Arrivée là-bas, j'informai mon arrivée à une infirmière. Je fus ensuite rapidement rejointe par une médecin, et cette dernière m'expliqua la situation.
"Ce jeune homme est arrivé à pied. Il a reçu deux coups de couteau dans l'abdomen. Il était à deux doigts de nous lâcher, mais son état est désormais stable. Fort heureusement, ses organes vitaux n'ont pas été touchés. Nous avions pu lui faire une transfusion et stopper son hémorragie."
-Il est arrivé tout seul ?
-Les infirmières n'ont vu personne d'autre. Je vous accompagne dans sa chambre.
La femme médecin me laissa devant une porte de chambre. Je glissai la porte avant d'entrer.
La scène était évidente : Kyou était dans le lit, les bandages entouraient son torse nu, avec une perfusion de sang. Ses yeux étaient vagues, à peine conscients.
Je m'approchai en le regardant. Et bien que j'eusse l'impression de savoir ce qui s'était passé, ce que je voyais ne me plaisait PAS du tout.
Il était tard, j'étais fatiguée... Mais je n'allais pas lâcher l'affaire.
J'allais le faire parler.
"Douboushi...?" prononçai-je en m'asseyant sur le tabouret à côté. "T'es conscient ou tu planes ?"
Kyou ne répondit pas. Son regard divaguait en ma direction, mais il n'eut aucune réaction. On aurait dit que la morphine l'avait atteint.
Je me rappelai de la conversation que nous avions eue chez moi, à propos de la future dissolution du clan. Je ne pouvais imaginer ce qui s'était passé : La base du clan n'était pas loin de l'hôpital, une heure idéale pour une réunion...
Et cela avait visiblement dérapé.
"Kyou." Répétai-je d'un ton plus dur. "C'est le clan qui t'a fait ça ?"
-Ti... gresse... J'ai la tête qui tourne....
-Réponds-moi ! C'est le clan qui t'a fait ça ?!
-... J'suis désolé... Je m'y attendais pas...

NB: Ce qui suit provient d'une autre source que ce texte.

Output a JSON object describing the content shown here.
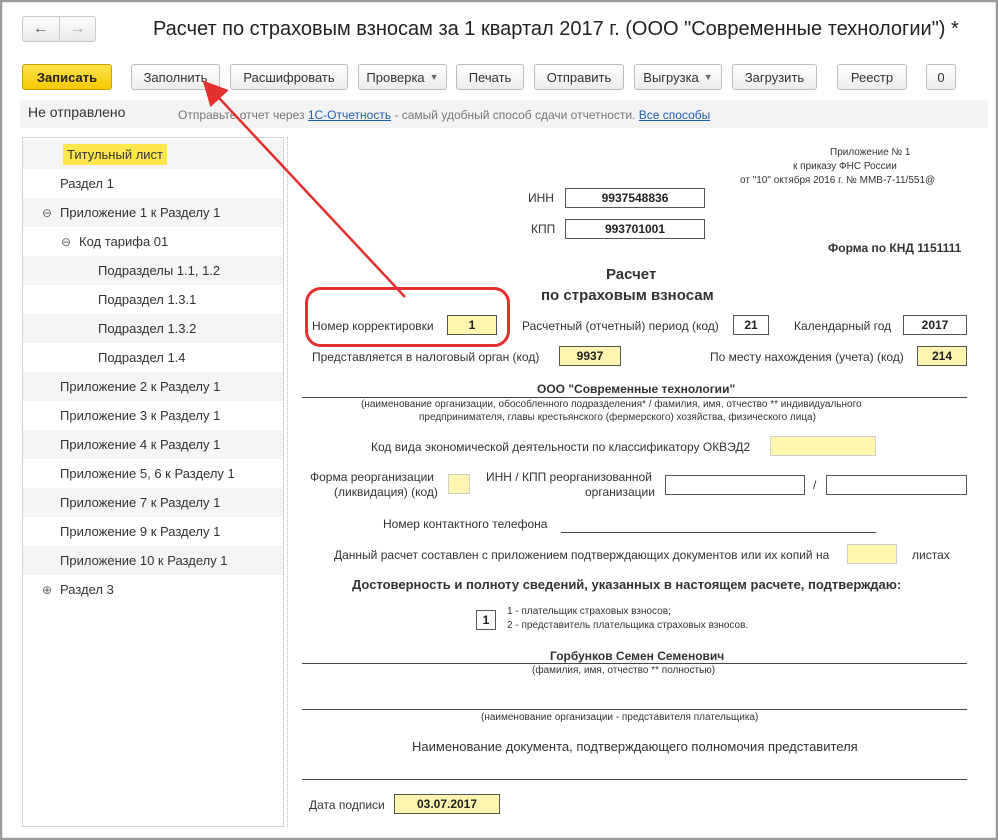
{
  "window": {
    "title": "Расчет по страховым взносам за 1 квартал 2017 г. (ООО \"Современные технологии\") *",
    "back_icon": "←",
    "forward_icon": "→"
  },
  "toolbar": {
    "save": "Записать",
    "fill": "Заполнить",
    "decode": "Расшифровать",
    "check": "Проверка",
    "print": "Печать",
    "send": "Отправить",
    "export": "Выгрузка",
    "load": "Загрузить",
    "registry": "Реестр",
    "attach_icon": "0"
  },
  "status": {
    "state": "Не отправлено",
    "msg_prefix": "Отправьте отчет через ",
    "msg_link": "1С-Отчетность",
    "msg_middle": " - самый удобный способ сдачи отчетности. ",
    "msg_link2": "Все способы"
  },
  "tree": [
    {
      "label": "Титульный лист",
      "selected": true
    },
    {
      "label": "Раздел 1"
    },
    {
      "label": "Приложение 1 к Разделу 1",
      "toggle": "⊖"
    },
    {
      "label": "Код тарифа 01",
      "toggle": "⊖"
    },
    {
      "label": "Подразделы 1.1, 1.2"
    },
    {
      "label": "Подраздел 1.3.1"
    },
    {
      "label": "Подраздел 1.3.2"
    },
    {
      "label": "Подраздел 1.4"
    },
    {
      "label": "Приложение 2 к Разделу 1"
    },
    {
      "label": "Приложение 3 к Разделу 1"
    },
    {
      "label": "Приложение 4 к Разделу 1"
    },
    {
      "label": "Приложение 5, 6 к Разделу 1"
    },
    {
      "label": "Приложение 7 к Разделу 1"
    },
    {
      "label": "Приложение 9 к Разделу 1"
    },
    {
      "label": "Приложение 10 к Разделу 1"
    },
    {
      "label": "Раздел 3",
      "toggle": "⊕"
    }
  ],
  "form": {
    "appendix_l1": "Приложение № 1",
    "appendix_l2": "к приказу ФНС России",
    "appendix_l3": "от \"10\" октября 2016 г. № ММВ-7-11/551@",
    "inn_label": "ИНН",
    "inn_value": "9937548836",
    "kpp_label": "КПП",
    "kpp_value": "993701001",
    "knd": "Форма по КНД 1151111",
    "heading_1": "Расчет",
    "heading_2": "по страховым взносам",
    "correction_label": "Номер корректировки",
    "correction_value": "1",
    "period_label": "Расчетный (отчетный) период (код)",
    "period_value": "21",
    "year_label": "Календарный год",
    "year_value": "2017",
    "tax_authority_label": "Представляется в налоговый орган (код)",
    "tax_authority_value": "9937",
    "location_label": "По месту нахождения (учета) (код)",
    "location_value": "214",
    "org_name": "ООО \"Современные технологии\"",
    "org_caption_1": "(наименование организации, обособленного подразделения* / фамилия, имя, отчество ** индивидуального",
    "org_caption_2": "предпринимателя, главы крестьянского (фермерского) хозяйства, физического лица)",
    "okved_label": "Код вида экономической деятельности по классификатору ОКВЭД2",
    "reorg_label_1": "Форма реорганизации",
    "reorg_label_2": "(ликвидация) (код)",
    "reorg_inn_label_1": "ИНН / КПП реорганизованной",
    "reorg_inn_label_2": "организации",
    "slash": "/",
    "phone_label": "Номер контактного телефона",
    "pages_label": "Данный расчет составлен с приложением подтверждающих документов или их копий на",
    "pages_suffix": "листах",
    "confirm_heading": "Достоверность и полноту сведений, указанных в настоящем расчете, подтверждаю:",
    "payer_code": "1",
    "payer_opt_1": "1 - плательщик страховых взносов;",
    "payer_opt_2": "2 - представитель плательщика страховых взносов.",
    "signer_name": "Горбунков Семен Семенович",
    "signer_caption": "(фамилия, имя, отчество **  полностью)",
    "rep_org_caption": "(наименование организации - представителя плательщика)",
    "authority_doc": "Наименование документа, подтверждающего полномочия представителя",
    "sign_date_label": "Дата подписи",
    "sign_date_value": "03.07.2017"
  },
  "colors": {
    "accent_yellow": "#f5c800",
    "input_yellow": "#fff6b0",
    "annotation_red": "#e53030",
    "link_blue": "#1c5fb5"
  }
}
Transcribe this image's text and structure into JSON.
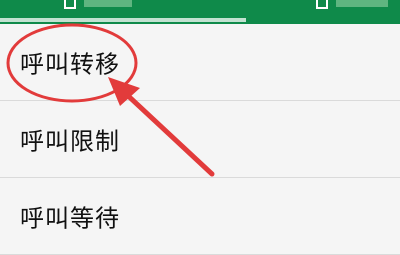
{
  "tabs": {
    "active_underline_color": "#ffffff",
    "bar_color": "#0f8a4a"
  },
  "settings_list": {
    "items": [
      {
        "label": "呼叫转移"
      },
      {
        "label": "呼叫限制"
      },
      {
        "label": "呼叫等待"
      }
    ]
  },
  "annotation": {
    "color": "#e23b3b",
    "icon": "highlight-ellipse-and-arrow"
  }
}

Mon esprit s'embrouilla. D'habitude, l'esprit de vengeance n'était pas mon fort. Mais en me rappelant de mon exclusion du clan suite à avoir poignardé un gars en voulant protéger mon mentor... La roue avait tourné.
Ils en étaient venus au second chez du clan, peu importaient les conséquences.
Et la haine me prit si vite, que j'avais pour but de moi-même mettre fin au clan.